Friday, April 27, 2007
Police Crime
William J. Whitfield 3rd, was an unarmed African American man, he was shot dead in a New York supermarket on December 25, 1997 by police who said they mistook the keys he was carrying for a gun. Although the officer who shot him was cleared of wrongdoing, it was revealed that he had been involved in eight prior shootings. The New York Police Department (NYPD) Police Commissioner subsequently set up a monitoring system for officers involved in three or more shootings. Why do you have to wait until three or more shootings occue?, that does not happen if we shoot someone, we are automatically guilty.
All over the USA people are injured and even killed by police using excessive force or deliberately brutal treatment. Police officers punch, kick, beat and shoot people who pose no threat, or are causing serious injuries, and sometimes death, by misusing restraints, chemical sprays or electro-shock weapons. Most reported incidents take place during arrest, searches, traffic stops or in street incidents.
Each year there are thousands of reports of assault and mal-treatment by police officers. Inquiries into some of the largest urban police departments have uncovered systematic brutality. It is very difficult to assess the true extent of police brutality because there is no reliable national data. Since 1994 the federal government has been legally required to collect national data on police excessive use of force, but Congress has not provided the necessary funding.More than 17,000 police agencies operate in the USA, each with its own code of practice and methods of recording and investigating abuses.

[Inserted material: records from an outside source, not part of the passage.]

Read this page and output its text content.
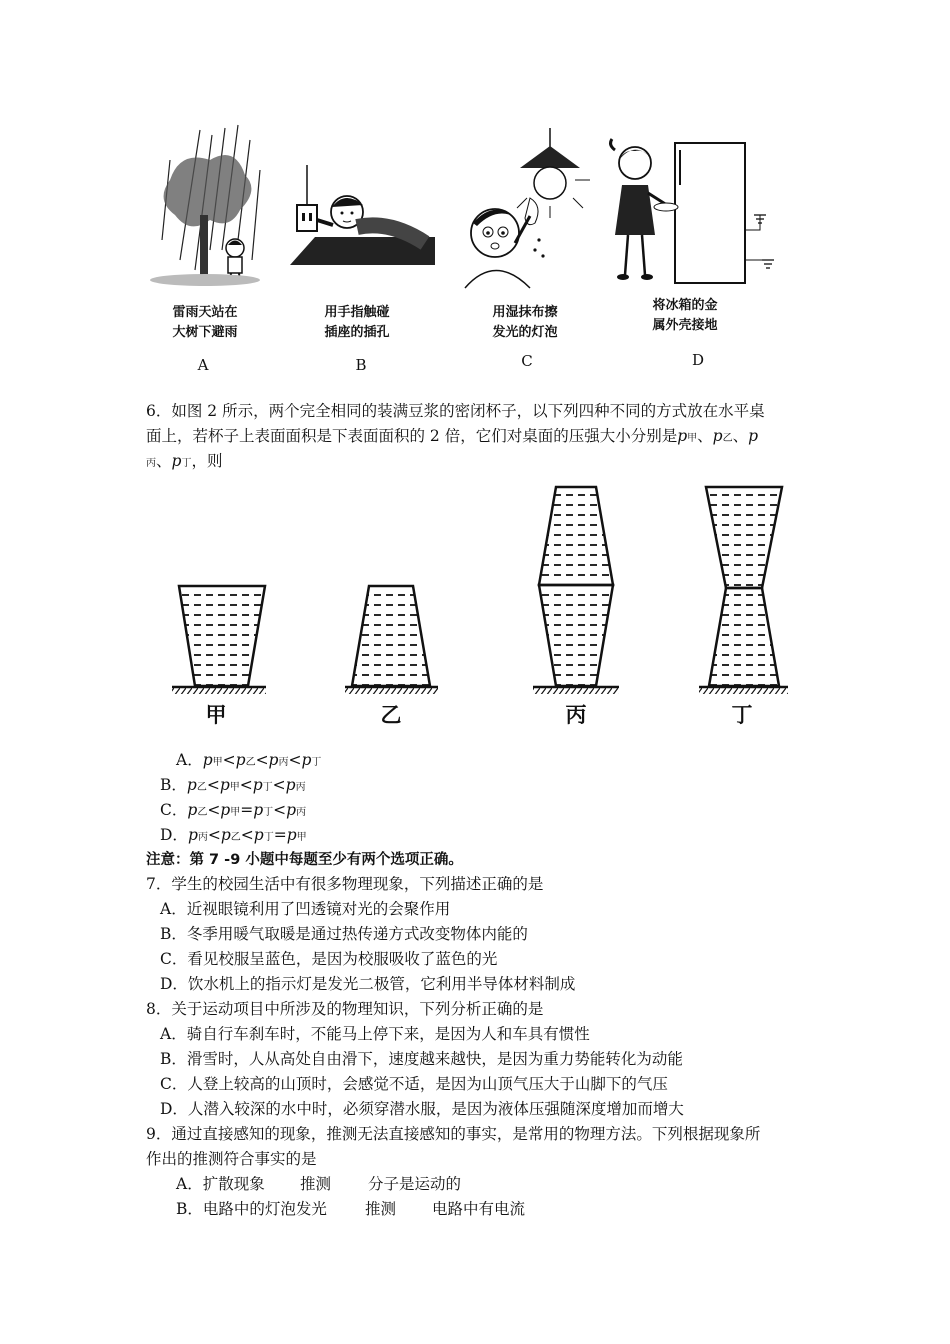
雷雨天站在
大树下避雨
用手指触碰
插座的插孔
用湿抹布擦
发光的灯泡
将冰箱的金
属外壳接地
A	B	C	D
6．如图 2 所示，两个完全相同的装满豆浆的密闭杯子，以下列四种不同的方式放在水平桌
面上，若杯子上表面面积是下表面面积的 2 倍，它们对桌面的压强大小分别是p甲、p乙、p
丙、p丁，则
甲	乙	丙	丁
A．p甲<p乙<p丙<p丁
B．p乙<p甲<p丁<p丙
C．p乙<p甲=p丁<p丙
D．p丙<p乙<p丁=p甲
注意：第 7 -9 小题中每题至少有两个选项正确。
7．学生的校园生活中有很多物理现象，下列描述正确的是
A．近视眼镜利用了凹透镜对光的会聚作用
B．冬季用暖气取暖是通过热传递方式改变物体内能的
C．看见校服呈蓝色，是因为校服吸收了蓝色的光
D．饮水机上的指示灯是发光二极管，它利用半导体材料制成
8．关于运动项目中所涉及的物理知识，下列分析正确的是
A．骑自行车刹车时，不能马上停下来，是因为人和车具有惯性
B．滑雪时，人从高处自由滑下，速度越来越快，是因为重力势能转化为动能
C．人登上较高的山顶时，会感觉不适，是因为山顶气压大于山脚下的气压
D．人潜入较深的水中时，必须穿潜水服，是因为液体压强随深度增加而增大
9．通过直接感知的现象，推测无法直接感知的事实，是常用的物理方法。下列根据现象所
作出的推测符合事实的是
A．扩散现象 推测 分子是运动的
B．电路中的灯泡发光 推测 电路中有电流
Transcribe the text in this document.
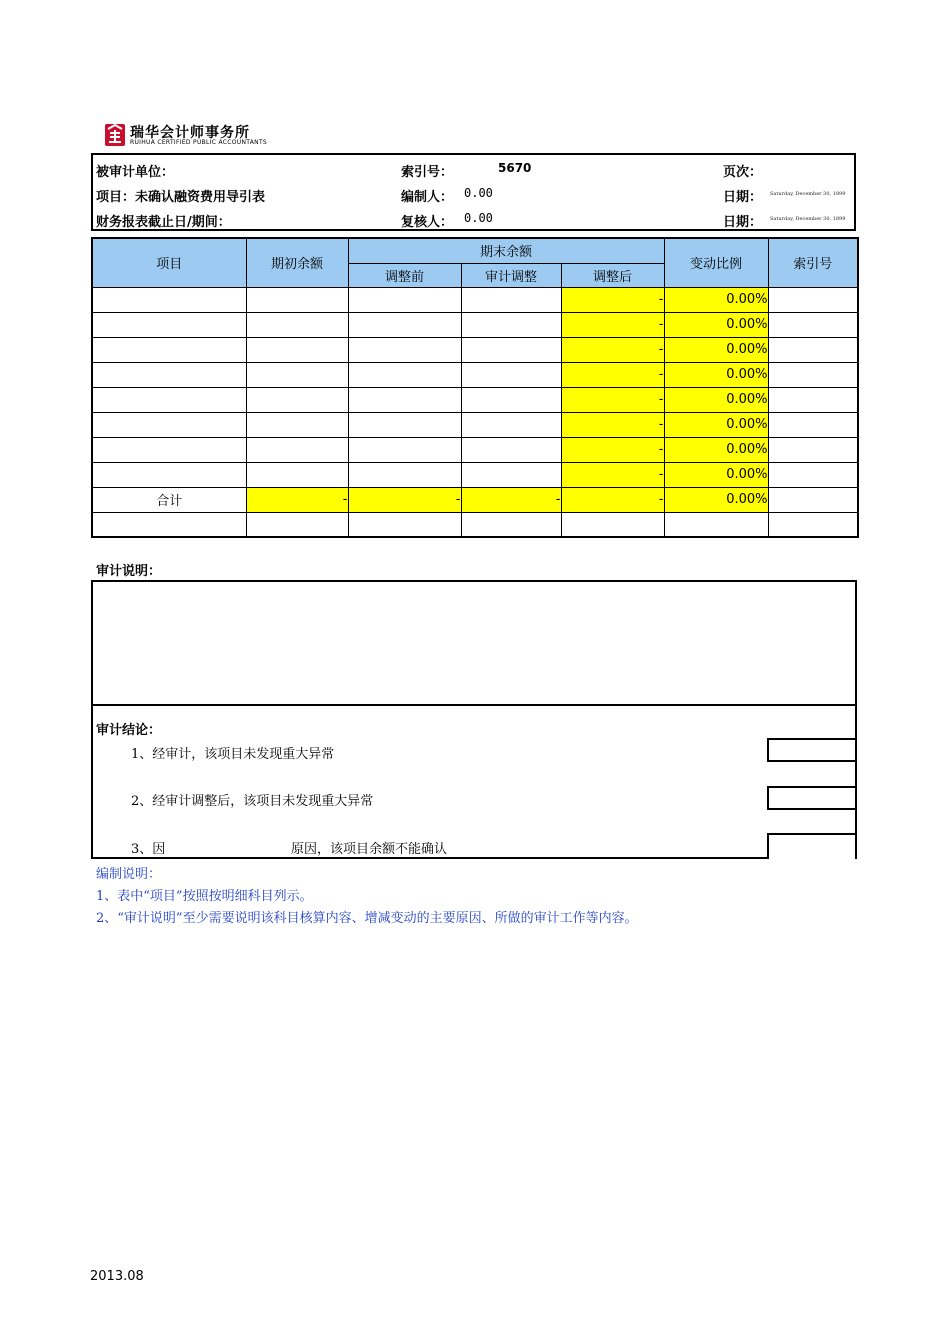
瑞华会计师事务所
RUIHUA CERTIFIED PUBLIC ACCOUNTANTS
被审计单位：
项目：未确认融资费用导引表
财务报表截止日/期间：
索引号：	5670
编制人： 0.00
复核人： 0.00
页次：
日期： Saturday, December 30, 1899
日期： Saturday, December 30, 1899
项目	期初余额	期末余额			变动比例	索引号
		调整前	审计调整	调整后		
				-	0.00%	
				-	0.00%	
				-	0.00%	
				-	0.00%	
				-	0.00%	
				-	0.00%	
				-	0.00%	
				-	0.00%	
合计	-	-	-	-	0.00%	

审计说明：
审计结论：
1、经审计，该项目未发现重大异常
2、经审计调整后，该项目未发现重大异常
3、因	原因，该项目余额不能确认
编制说明：
1、表中“项目”按照按明细科目列示。
2、“审计说明”至少需要说明该科目核算内容、增减变动的主要原因、所做的审计工作等内容。
2013.08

A lot of US police departments have strict guidelines on the use of deadly force, and international standards state that force should be used only as a last resort, proportionate to the threat and designed to minimize injury.Although it is clear that these standards are frequently breached and that too often the authorities have turned a blind eye to abuses.Investigations into complaints of police brutality are often subject to delays and there are concerns about the quality and impartiality of internal investigations. Disciplinary action is very rare. Sanctions, when they are imposed, are often lenient.Many police shootings raise serious doubts as to whether the victims posed an immediate threat. Amnesty International detailed more than 30 cases where NYPD officers had shot or injured suspects, including children, in disputed circumstances in its 1996 report. Nearly all the victims were black, Latino or from other minorities - a pattern seen across the country. Members of racial and ethnic minorities bear the brunt of police brutality in many areas. Black officers themselves have complained of the stereotyping of black men as criminal suspects. Caroline Sue Botticher, an unarmed innocent African American woman, died after police from West Charlotte, North Carolina, fired 22 rounds at the car in which she was a passenger when it failed to stop at a police check-point in April 1997. There was no evidence to suggest that anyone in the car was armed. Some police departments have introduced guidelines to bar police from firing at moving vehicles unless they are directly threatened with deadly force, but many have not.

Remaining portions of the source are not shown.